Le Sénat a rejeté jeudi une proposition de loi écologiste destinée à autoriser l'usage et la vente "contrôlés" de cannabis, la première de ce type présentée en France.
Les sénateurs ont voté contre les trois articles composant la proposition de loi, qui n'avait dès lors plus lieu d'être.
"Il semble que notre Haute Assemblée ne soit pas encore prête à accepter la légalisation du cannabis mais le débat est lancé", a déclaré l'auteure de la proposition, Esther Benbassa. "Je suis certaine que dans quelques années, nous suivrons l'exemple des pays qui l'ont légalisé", a-t-elle ajouté.
Son texte proposait que la vente de cannabis, à des fins non thérapeutiques, soit contrôlée par l'État, en passant par l'intermédiaire de débitants comme c'est le cas pour le tabac, et en interdisant la publicité et la vente aux mineurs.
Il portait sur la vente au détail et l'usage de plantes de cannabis ou de produits du cannabis dont les caractéristiques auraient été définies par décret en Conseil d'État et dont la teneur en tétrahydrocannabinol n'aurait pas excédé un taux fixé par arrêté du ministre de la santé.
Fruit d'un long cheminement
Le débat de ce texte qui n'a pas été adopté en commission avait commencé le 4 février, mais faute de temps, il avait été interrompu.
"L'initiative qui nous vaut d'ouvrir un débat effectivement crucial (...) n'est pas sortie de la tête embrumée - ou enfumée - d'une écologiste présumée amatrice de joints comme le voudraient certains clichés", avait alors déclaré Mme Benbassa. "Elle est le fruit d'un long cheminement".
"C'est précisément, entre autres motifs, la conviction que le cannabis n'est assurément pas un produit anodin, la conscience claire du fait qu'il contient des substances psychotropes potentiellement dangereuses pour la santé, notamment celle des plus jeunes, dont le cerveau est encore en formation, qui m'ont décidée à m'atteler à la rédaction de ce texte", avait-elle poursuivi.
Le rapporteur Jean Desessard (écologiste) avait estimé de son côté que le texte "constitue une réponse équilibrée, au-delà de l'alternative stérile entre simple dépénalisation et prohibition à tout prix". Il permet "une légalisation contrôlée par l'État, dont l'une des raisons principales est de lutter contre les mafias et les trafics et donc contre l'insécurité qui en découle".

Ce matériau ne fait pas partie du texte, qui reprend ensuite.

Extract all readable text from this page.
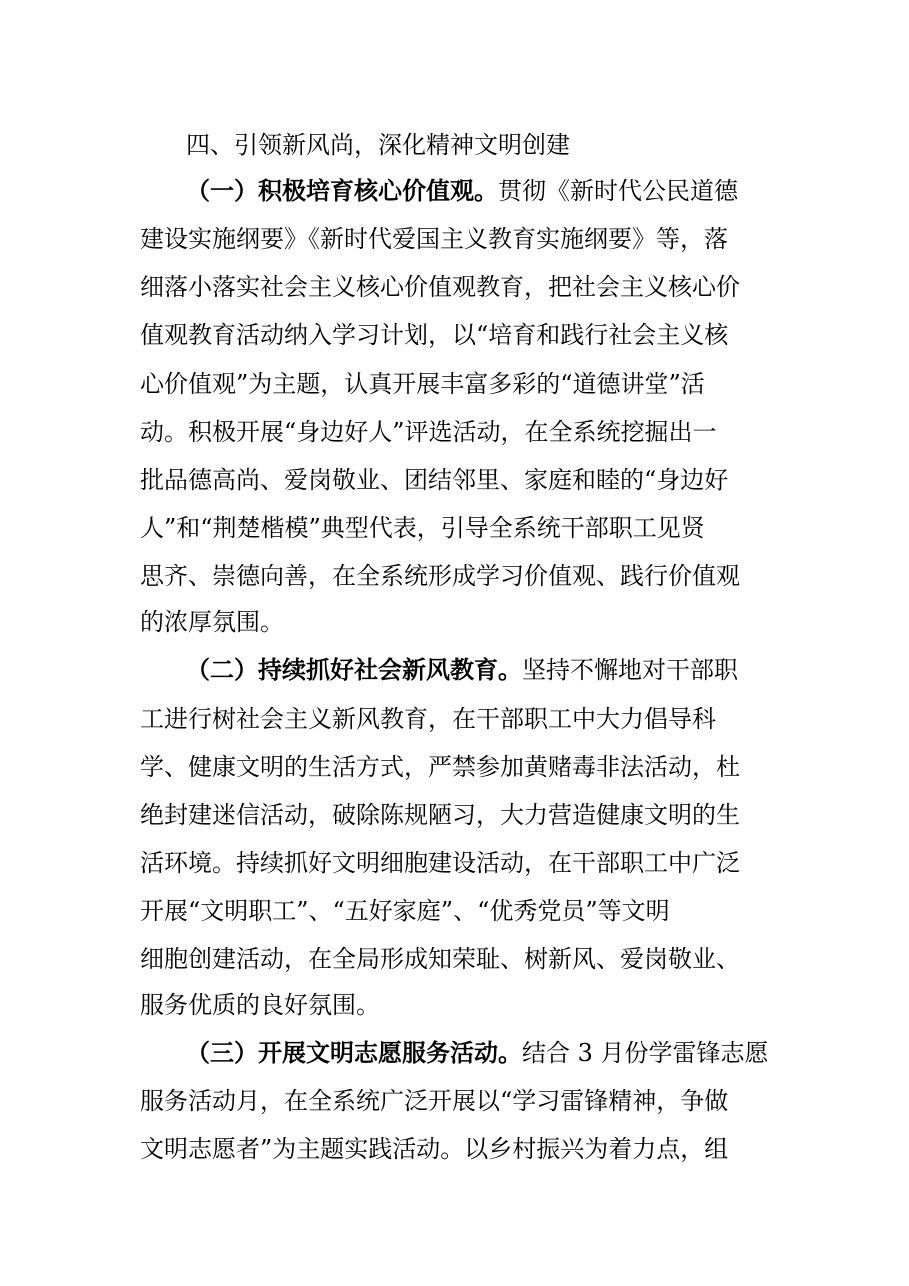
四、引领新风尚，深化精神文明创建
（一）积极培育核心价值观。贯彻《新时代公民道德
建设实施纲要》《新时代爱国主义教育实施纲要》等，落
细落小落实社会主义核心价值观教育，把社会主义核心价
值观教育活动纳入学习计划，以“培育和践行社会主义核
心价值观”为主题，认真开展丰富多彩的“道德讲堂”活
动。积极开展“身边好人”评选活动，在全系统挖掘出一
批品德高尚、爱岗敬业、团结邻里、家庭和睦的“身边好
人”和“荆楚楷模”典型代表，引导全系统干部职工见贤
思齐、崇德向善，在全系统形成学习价值观、践行价值观
的浓厚氛围。
（二）持续抓好社会新风教育。坚持不懈地对干部职
工进行树社会主义新风教育，在干部职工中大力倡导科
学、健康文明的生活方式，严禁参加黄赌毒非法活动，杜
绝封建迷信活动，破除陈规陋习，大力营造健康文明的生
活环境。持续抓好文明细胞建设活动，在干部职工中广泛
开展“文明职工”、“五好家庭”、“优秀党员”等文明
细胞创建活动，在全局形成知荣耻、树新风、爱岗敬业、
服务优质的良好氛围。
（三）开展文明志愿服务活动。结合 3 月份学雷锋志愿
服务活动月，在全系统广泛开展以“学习雷锋精神，争做
文明志愿者”为主题实践活动。以乡村振兴为着力点，组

"Les solutions proposées sont possiblement contre-productives", leur avait répondu la secrétaire d'État chargée des Droits des femmes Pascale Boistard.
Contrebande
"Ne prenons pas le risque qu'une libéralisation entraîne une hausse de la consommation", avait-elle lancé. Elle avait par ailleurs relevé qu'il existait une contrebande de cigarettes, produit pourtant légal.
"La légalisation est-elle vraiment la solution?", avait demandé Laurence Cohen (Communiste, républicain et citoyen, CRC). "Je pense qu'il faudrait plutôt la dépénalisation qui maintient l'interdit", avait-elle ajouté.